En toute humilité, nous maitrisons le shell. C’est même un plaisir de répondre à une problématique par quelques lignes bien emballées. Mais bien qu’assez puissants, ces scripts montrent leurs limites :

  • Non idempotent : lancé deux fois de suite, un même script d’installation peut casser des choses ;
  • Ne gèrent pas les mises à jour : passer de Postgresql 8.4.3 à Postresql 8.4.7 n’est pas comme juste installer la 8.4.7 ;
  • Trop spécifiques à un projet : ils sont câblés pour un projet. Pour installer un serveur pour un autre projet, il faut modifier le script.
  • Ne sont pas dev-compliant : dans l’optique devops nous voulons que les devs puissent installer des serveurs/VM. C’est possible avec les scripts mais les devs ne connaissant pas tous le shell, alors qu’une conf est à leur portée.

Deux choix se posent donc :

  • Continuer en scripts, au risque qu’ils deviennent obèses et immaintenables.
  • Passer aux choses sérieuses : Puppet/Chef/cfEngine

Nous choisissons Puppet pour ces raisons :

  • Un PoC fait dans nos locaux nous montre qu’il répond à nos besoins (et, de fait, nous fournit un bootstrap),
  • Nous entendons parler de Puppet un peu partout autour de nous,
  • Nous ne connaissons pas Puppet ;)

Nous puppetisons donc nos scripts.

Migrations

Puppetiser nos scripts veut dire que nous allons détruire de nos mains l’œuvre de notre vie (de plus d’un an que nous sommes sur le projet), et nous mettre à rebâtir (pour paraphraser Kypling).

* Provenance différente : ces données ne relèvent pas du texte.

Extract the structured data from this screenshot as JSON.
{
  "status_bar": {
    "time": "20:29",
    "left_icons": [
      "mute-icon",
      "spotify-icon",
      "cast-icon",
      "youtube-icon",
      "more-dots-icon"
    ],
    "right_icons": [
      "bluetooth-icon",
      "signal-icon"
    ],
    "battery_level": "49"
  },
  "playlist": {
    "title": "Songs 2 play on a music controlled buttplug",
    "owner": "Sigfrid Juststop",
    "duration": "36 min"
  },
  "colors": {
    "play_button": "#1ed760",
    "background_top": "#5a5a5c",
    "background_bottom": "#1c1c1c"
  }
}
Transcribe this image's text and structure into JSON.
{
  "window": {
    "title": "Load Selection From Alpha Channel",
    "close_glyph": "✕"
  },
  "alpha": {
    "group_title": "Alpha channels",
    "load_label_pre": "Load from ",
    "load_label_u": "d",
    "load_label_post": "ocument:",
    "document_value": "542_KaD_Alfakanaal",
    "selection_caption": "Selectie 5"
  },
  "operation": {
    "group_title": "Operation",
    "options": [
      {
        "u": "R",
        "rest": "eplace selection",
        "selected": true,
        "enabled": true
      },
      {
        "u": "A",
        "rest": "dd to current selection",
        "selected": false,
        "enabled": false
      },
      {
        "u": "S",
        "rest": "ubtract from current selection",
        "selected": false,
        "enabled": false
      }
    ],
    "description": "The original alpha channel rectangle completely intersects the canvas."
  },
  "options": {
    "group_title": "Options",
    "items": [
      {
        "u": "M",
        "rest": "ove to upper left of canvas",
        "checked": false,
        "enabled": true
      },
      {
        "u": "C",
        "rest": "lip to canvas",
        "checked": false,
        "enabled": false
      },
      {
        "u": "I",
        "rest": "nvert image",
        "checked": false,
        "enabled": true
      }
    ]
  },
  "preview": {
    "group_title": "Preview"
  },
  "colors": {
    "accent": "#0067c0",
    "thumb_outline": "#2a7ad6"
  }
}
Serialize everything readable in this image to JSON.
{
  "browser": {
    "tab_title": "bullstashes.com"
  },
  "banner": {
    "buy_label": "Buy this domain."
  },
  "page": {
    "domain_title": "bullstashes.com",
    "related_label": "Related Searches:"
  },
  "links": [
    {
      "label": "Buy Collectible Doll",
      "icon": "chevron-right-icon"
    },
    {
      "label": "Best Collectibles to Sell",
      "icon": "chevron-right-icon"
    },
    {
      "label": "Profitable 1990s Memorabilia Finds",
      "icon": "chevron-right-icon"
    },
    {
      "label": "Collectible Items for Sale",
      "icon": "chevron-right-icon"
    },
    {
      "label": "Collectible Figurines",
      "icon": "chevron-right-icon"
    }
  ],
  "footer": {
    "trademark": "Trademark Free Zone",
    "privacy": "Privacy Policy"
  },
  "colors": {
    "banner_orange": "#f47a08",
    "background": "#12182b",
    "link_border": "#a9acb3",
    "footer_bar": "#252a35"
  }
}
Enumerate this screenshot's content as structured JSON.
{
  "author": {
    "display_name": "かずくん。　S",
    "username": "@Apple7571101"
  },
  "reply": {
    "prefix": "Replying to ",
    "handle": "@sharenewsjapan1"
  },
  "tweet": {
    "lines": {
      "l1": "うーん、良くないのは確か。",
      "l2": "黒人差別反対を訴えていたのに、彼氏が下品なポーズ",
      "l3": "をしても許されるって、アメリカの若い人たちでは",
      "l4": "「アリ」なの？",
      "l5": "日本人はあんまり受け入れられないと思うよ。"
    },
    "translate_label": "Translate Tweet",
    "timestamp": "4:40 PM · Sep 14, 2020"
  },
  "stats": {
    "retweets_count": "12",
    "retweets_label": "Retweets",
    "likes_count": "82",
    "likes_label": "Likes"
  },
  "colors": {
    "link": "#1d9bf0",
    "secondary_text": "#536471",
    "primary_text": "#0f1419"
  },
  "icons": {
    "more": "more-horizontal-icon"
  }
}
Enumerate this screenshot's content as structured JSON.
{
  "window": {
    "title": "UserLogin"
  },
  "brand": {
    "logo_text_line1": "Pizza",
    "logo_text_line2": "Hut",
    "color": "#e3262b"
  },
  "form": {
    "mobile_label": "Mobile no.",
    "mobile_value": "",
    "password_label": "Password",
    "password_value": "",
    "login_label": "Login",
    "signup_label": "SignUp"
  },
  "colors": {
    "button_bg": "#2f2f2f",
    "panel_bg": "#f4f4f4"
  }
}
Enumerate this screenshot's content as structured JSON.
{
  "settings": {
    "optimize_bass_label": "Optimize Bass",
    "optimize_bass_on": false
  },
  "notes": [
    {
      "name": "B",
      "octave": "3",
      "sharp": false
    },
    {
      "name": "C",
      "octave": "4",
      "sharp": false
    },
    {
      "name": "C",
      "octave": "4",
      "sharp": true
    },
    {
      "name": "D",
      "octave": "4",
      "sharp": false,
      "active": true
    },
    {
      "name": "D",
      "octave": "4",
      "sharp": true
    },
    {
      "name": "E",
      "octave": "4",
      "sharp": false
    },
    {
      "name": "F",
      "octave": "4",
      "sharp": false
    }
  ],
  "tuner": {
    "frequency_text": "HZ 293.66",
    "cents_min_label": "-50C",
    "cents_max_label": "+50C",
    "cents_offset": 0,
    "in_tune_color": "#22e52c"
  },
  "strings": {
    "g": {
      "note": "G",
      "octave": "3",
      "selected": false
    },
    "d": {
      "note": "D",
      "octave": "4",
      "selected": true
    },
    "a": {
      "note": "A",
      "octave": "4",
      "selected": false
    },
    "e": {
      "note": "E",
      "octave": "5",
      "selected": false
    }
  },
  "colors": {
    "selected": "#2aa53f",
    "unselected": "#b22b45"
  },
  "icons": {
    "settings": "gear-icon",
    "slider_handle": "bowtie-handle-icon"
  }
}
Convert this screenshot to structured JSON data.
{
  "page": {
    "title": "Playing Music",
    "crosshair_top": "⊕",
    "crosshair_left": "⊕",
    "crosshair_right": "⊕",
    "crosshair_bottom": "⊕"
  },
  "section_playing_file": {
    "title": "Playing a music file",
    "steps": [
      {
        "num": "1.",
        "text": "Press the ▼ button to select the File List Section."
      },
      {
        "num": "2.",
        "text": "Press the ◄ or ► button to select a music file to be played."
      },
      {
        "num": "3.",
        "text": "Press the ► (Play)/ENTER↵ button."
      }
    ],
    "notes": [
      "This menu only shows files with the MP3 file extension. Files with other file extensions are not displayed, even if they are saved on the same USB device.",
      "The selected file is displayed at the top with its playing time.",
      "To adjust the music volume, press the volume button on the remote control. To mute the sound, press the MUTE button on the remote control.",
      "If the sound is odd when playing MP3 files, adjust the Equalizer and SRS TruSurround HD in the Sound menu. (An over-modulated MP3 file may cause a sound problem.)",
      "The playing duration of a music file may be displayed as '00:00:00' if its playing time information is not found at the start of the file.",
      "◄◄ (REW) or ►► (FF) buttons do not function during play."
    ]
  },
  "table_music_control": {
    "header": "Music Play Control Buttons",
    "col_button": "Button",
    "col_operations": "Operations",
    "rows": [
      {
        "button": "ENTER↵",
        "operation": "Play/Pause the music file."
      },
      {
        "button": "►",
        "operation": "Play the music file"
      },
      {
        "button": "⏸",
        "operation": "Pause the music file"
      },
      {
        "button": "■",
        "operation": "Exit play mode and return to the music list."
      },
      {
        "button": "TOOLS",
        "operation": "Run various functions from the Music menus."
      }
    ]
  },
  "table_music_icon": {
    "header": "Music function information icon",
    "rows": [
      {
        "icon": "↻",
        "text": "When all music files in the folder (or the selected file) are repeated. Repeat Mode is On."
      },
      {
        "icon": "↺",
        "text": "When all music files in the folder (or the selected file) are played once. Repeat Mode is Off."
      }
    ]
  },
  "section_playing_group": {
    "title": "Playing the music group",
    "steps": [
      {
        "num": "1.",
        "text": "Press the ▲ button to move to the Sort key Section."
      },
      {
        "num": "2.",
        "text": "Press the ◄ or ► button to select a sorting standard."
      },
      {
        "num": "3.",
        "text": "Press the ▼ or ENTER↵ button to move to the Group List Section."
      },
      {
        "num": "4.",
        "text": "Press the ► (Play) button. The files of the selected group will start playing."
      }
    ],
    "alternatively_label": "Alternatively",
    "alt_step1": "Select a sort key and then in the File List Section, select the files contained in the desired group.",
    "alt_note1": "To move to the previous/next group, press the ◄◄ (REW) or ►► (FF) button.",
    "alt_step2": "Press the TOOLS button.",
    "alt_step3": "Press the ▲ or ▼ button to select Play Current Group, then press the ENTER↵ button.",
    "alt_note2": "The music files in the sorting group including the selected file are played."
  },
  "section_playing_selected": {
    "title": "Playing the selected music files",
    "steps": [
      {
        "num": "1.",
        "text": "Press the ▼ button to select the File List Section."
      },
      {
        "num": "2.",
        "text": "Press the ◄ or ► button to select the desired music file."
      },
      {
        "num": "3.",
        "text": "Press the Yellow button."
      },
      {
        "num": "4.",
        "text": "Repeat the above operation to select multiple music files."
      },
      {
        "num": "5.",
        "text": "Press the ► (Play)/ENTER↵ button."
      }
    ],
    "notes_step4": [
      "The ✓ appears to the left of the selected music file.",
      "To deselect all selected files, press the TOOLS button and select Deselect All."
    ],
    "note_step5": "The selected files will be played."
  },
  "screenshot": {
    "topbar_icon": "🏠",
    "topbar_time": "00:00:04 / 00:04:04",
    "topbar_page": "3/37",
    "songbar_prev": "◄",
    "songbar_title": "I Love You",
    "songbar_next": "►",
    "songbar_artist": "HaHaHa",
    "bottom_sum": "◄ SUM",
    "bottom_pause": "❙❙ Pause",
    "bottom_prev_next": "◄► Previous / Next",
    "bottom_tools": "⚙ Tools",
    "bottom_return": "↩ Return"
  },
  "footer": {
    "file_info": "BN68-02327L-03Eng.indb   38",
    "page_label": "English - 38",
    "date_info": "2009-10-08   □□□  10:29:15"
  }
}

L’exercice est un effort en soi. Agile a beau nous enseigner qu’il ne faut pas être affectif avec le code (sinon vous freinez son éventuel refactoring), ça fait tout de même quelque chose.

Une fois le deuil fait, il faut apprendre à connaître Puppet. Et c’est à ce moment que nous avons pris conscience des difficultés…

La philosophie de Puppet est ‘convention over configuration’. Ce qui signifie que vous spécifiez moins, mais devez apprendre plus de choses (les « conventions »). Et il y a beaucoup de choses à apprendre…

Puppet marche par contrat : vous lui spécifiez, dans son langage qui est dérivé du Ruby, ce que vous voulez, et il se débrouille pour le faire.

J’insiste : vous spécifiez, il fait. Ce qui signifie que vous ne faites pas. Ce qui signifie que si vous aviez l’habitude de coder (d’agir, donc, pour atteindre un but), ce n’est plus le cas : vous spécifiez une cible, il l’atteint. Vous ne savez pas vraiment comment, d’ailleurs…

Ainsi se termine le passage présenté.